The door of the room stood slightly open, and the low murmur of the Friar’s voice reciting a prayer in Latin could be heard. The young woman sighed, her bosom rising and falling in a quick breath of pain. Then she made the sign of the Cross.
“My brother is very low,” she said, sitting down by the fire after a time. Her eyes were upon the fire. Her face was less hard than the faces I had seen on the hills. She looked good-natured.
“Is he long ill?”
“This long while. But to look at him you would conceit he was as sound as a trout. First he was moody, moping about the place, and no way wishful for company. Hours he would spend below at the butt of the meadow, nearby the water, sitting under the thorn bush and he playing upon the fideog. Then he began to lose the use of his limbs, and crying he used to be within in the room. Some of the people who have knowledge say he is lying under a certain influence. He cannot speak now. The holy Friar will know what is best to be done.”

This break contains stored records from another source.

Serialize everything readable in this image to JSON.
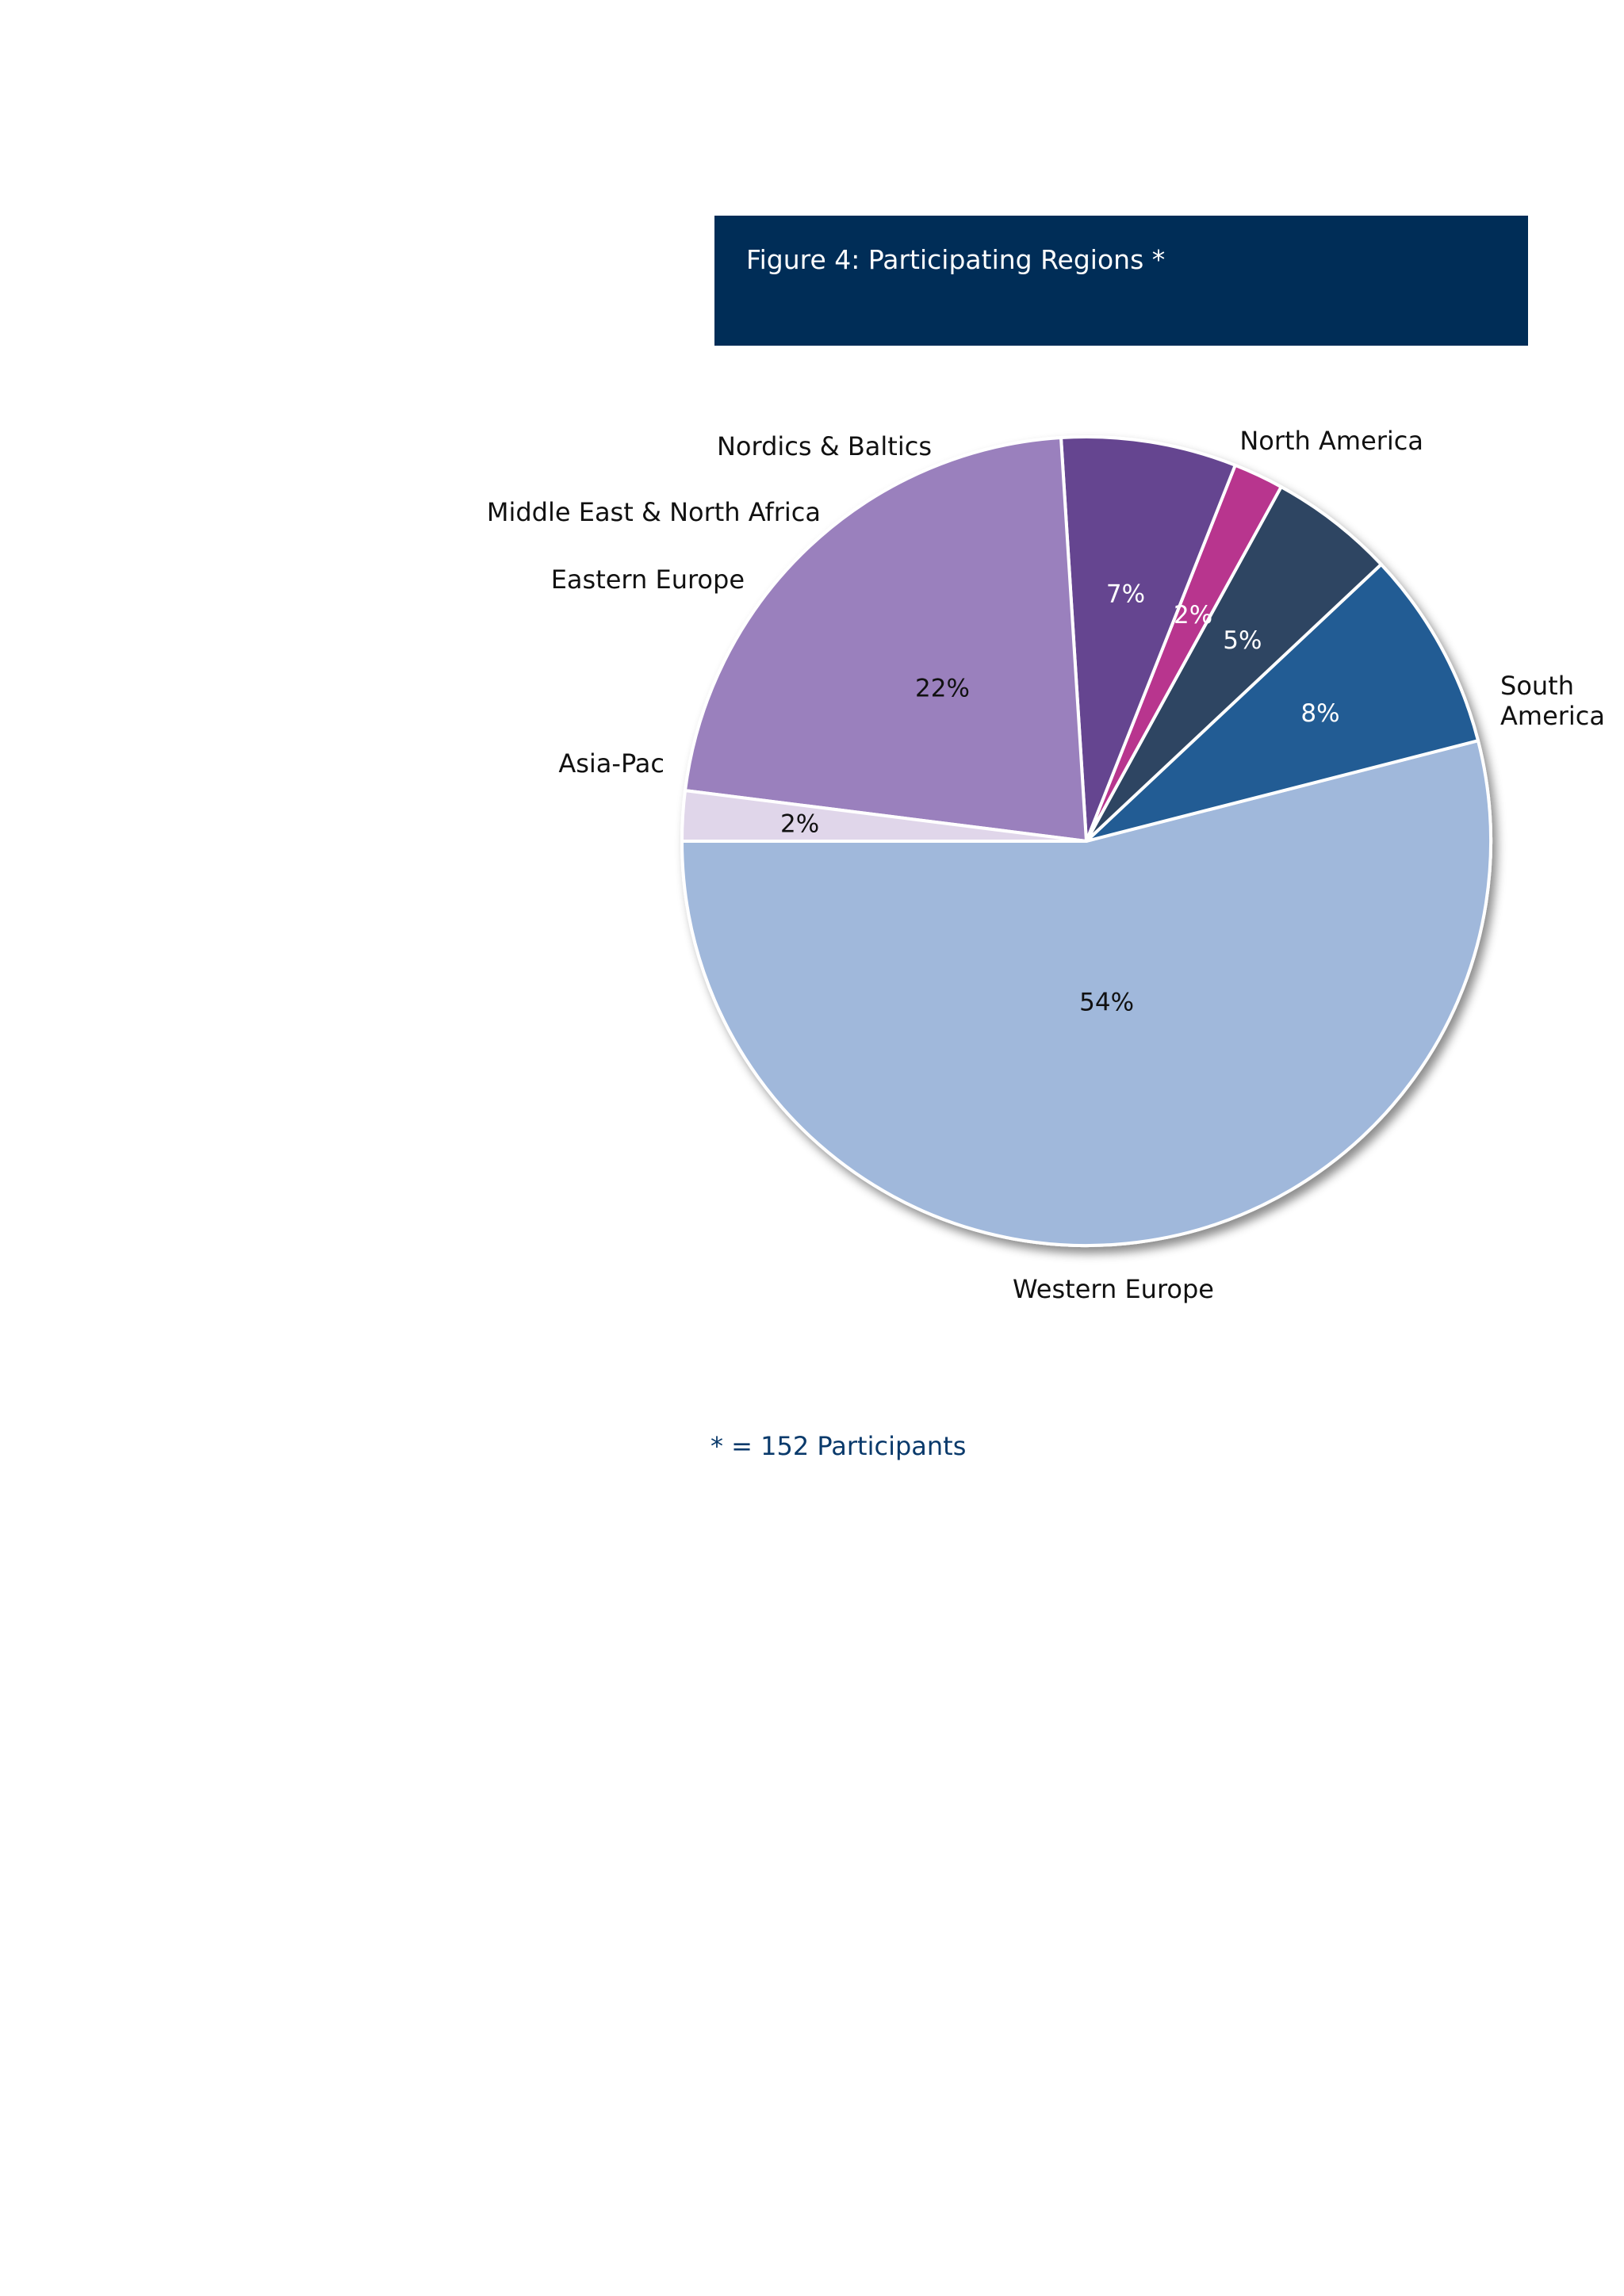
{
  "chart_data": {
    "type": "pie",
    "title": "Figure 4: Participating Regions *",
    "footnote": "* = 152 Participants",
    "slices": [
      {
        "label": "Western Europe",
        "value": 54,
        "value_label": "54%",
        "color": "#a0b8db",
        "text_color": "#111111"
      },
      {
        "label": "Asia-Pac",
        "value": 8,
        "value_label": "8%",
        "color": "#225c94",
        "text_color": "#ffffff"
      },
      {
        "label": "Eastern Europe",
        "value": 5,
        "value_label": "5%",
        "color": "#2d4462",
        "text_color": "#ffffff"
      },
      {
        "label": "Middle East & North Africa",
        "value": 2,
        "value_label": "2%",
        "color": "#b8358e",
        "text_color": "#ffffff"
      },
      {
        "label": "Nordics & Baltics",
        "value": 7,
        "value_label": "7%",
        "color": "#654590",
        "text_color": "#ffffff"
      },
      {
        "label": "North America",
        "value": 22,
        "value_label": "22%",
        "color": "#9a80bd",
        "text_color": "#111111"
      },
      {
        "label": "South America",
        "value": 2,
        "value_label": "2%",
        "color": "#e0d6ea",
        "text_color": "#111111"
      }
    ]
  }
}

When the Friar came out of the room he was divesting himself of the embroidered stole he had put over his shoulders.
The white-capped old woman had excitement in her face as she followed him.
“Kevin spoke,” she said to the other. “He looked up at the blessed man and he made an offer to cross himself. I could not hear the words he was speaking, that soft they come from his lips.”

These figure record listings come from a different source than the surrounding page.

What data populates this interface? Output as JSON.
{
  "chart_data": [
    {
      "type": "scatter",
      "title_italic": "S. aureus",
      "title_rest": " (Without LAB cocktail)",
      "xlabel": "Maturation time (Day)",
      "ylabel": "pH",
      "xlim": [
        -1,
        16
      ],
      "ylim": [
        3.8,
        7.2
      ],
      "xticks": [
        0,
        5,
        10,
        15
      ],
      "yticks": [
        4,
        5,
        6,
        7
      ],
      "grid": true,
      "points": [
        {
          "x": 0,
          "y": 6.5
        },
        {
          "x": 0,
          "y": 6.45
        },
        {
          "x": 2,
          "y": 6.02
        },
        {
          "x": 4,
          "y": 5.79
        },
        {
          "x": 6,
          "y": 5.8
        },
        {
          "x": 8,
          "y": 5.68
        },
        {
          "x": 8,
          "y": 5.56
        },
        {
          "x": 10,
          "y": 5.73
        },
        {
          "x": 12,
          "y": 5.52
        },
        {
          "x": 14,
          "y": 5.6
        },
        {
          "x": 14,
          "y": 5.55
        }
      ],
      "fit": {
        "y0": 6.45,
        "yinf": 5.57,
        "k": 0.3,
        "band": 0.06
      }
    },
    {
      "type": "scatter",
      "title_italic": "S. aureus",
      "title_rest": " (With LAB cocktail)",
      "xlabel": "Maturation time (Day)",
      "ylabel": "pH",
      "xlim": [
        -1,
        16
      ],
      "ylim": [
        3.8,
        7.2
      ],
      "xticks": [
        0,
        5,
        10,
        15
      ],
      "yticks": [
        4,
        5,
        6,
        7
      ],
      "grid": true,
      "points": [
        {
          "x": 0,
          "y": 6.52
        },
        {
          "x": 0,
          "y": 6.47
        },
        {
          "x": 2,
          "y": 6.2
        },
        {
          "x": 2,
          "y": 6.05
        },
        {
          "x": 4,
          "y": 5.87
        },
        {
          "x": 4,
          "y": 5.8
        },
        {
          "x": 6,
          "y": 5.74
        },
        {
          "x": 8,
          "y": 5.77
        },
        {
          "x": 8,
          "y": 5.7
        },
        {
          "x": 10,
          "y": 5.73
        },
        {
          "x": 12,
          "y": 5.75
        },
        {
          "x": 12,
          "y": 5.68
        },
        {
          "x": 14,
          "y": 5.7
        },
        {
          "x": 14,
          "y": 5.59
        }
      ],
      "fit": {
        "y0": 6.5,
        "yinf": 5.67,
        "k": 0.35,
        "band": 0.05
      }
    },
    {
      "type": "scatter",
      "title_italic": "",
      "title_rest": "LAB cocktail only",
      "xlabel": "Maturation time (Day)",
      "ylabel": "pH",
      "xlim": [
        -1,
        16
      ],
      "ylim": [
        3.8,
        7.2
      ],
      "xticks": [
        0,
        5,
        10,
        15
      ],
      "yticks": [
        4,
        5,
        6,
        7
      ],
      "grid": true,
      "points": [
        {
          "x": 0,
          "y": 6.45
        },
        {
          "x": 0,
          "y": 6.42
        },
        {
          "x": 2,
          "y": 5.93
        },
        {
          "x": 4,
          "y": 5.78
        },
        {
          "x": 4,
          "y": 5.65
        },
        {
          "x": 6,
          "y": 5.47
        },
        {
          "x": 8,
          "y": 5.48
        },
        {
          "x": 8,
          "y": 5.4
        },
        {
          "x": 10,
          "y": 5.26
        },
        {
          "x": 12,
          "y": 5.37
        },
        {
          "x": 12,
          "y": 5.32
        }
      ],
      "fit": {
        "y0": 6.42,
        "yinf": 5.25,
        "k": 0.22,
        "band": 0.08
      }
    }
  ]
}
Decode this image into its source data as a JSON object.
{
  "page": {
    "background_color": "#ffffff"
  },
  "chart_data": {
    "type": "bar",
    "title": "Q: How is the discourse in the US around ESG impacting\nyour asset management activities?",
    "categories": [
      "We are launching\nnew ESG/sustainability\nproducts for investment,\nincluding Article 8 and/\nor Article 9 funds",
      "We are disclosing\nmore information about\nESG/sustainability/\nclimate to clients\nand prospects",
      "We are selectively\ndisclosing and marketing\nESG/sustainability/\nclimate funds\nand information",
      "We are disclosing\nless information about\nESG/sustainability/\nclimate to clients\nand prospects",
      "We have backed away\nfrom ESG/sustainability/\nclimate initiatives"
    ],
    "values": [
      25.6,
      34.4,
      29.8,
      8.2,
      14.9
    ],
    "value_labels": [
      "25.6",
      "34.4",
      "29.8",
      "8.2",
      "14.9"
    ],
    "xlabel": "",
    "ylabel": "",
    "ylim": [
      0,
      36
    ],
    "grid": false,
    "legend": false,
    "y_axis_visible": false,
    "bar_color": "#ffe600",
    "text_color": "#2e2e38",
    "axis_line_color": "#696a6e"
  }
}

“Kevin will live,” said the younger woman, catching some of the excitement of her mother. She stood tensely, drawn up near the fire, gazing vacantly but intently across the kitchen, as if she would will it so passionately that Kevin should live that he would live. She moved suddenly, swiftly, noiselessly across the floor and disappeared into the room.

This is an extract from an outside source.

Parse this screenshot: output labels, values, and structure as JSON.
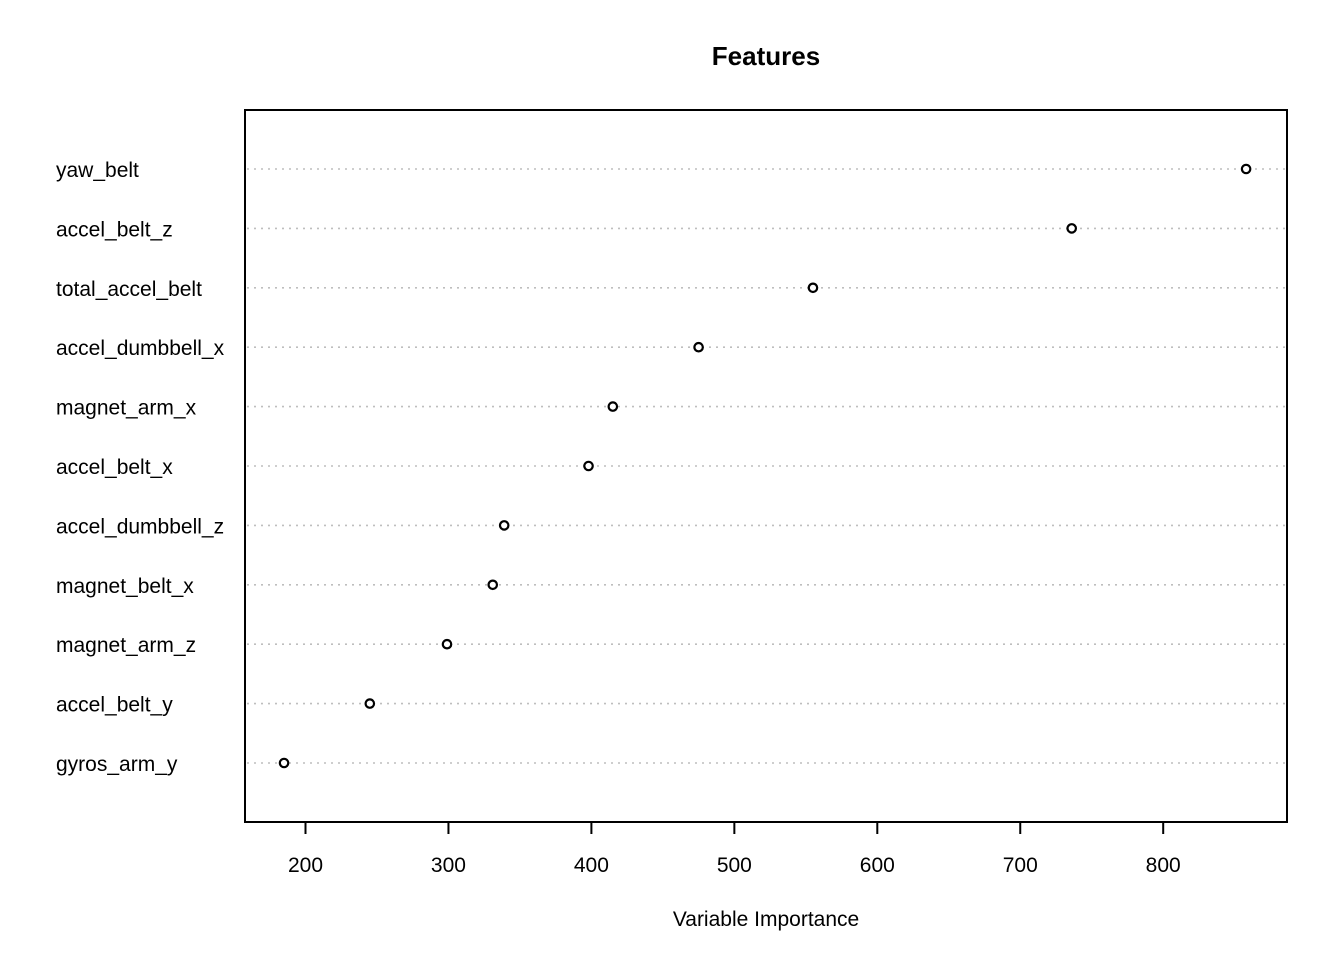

The priest sat by the fire for some time, the old woman standing by, respectful, but her eyes riveted upon him as if she would pluck from him all the secrets of existence. The priest was conscious, a little uneasy, and a little amused, at this abnormal scrutiny. Some shuffling sounded outside the house as if a drove of shy animals had come down from the mountain and approached the dwelling. Presently the door creaked. I looked at it uneasily. The atmosphere of the place, the fumes of the poteen in my head, the heat of the fire, had given me a more powerful impression of the mysterious, the weird. Nothing showed at the door for some time, but I kept my eye upon it. I was rewarded. A cluster of heads and shoulders of men, swarthy, gloomy, some awful foreboding in the expression of their faces, hung round the door and peered silently down at the Friar seated at the fire. Again I had the sense that they would not be surprised to see any sort of apparition. The heads disappeared, and there was more shuffling outside the windows as if shy animals were hovering around the house. The door creaked again, and another bunch of heads and shoulders made a cluster about it. They looked, as far as I could see them, the same group of heads, but I had the feeling that they were fresh spectators. They were taking their view in turn.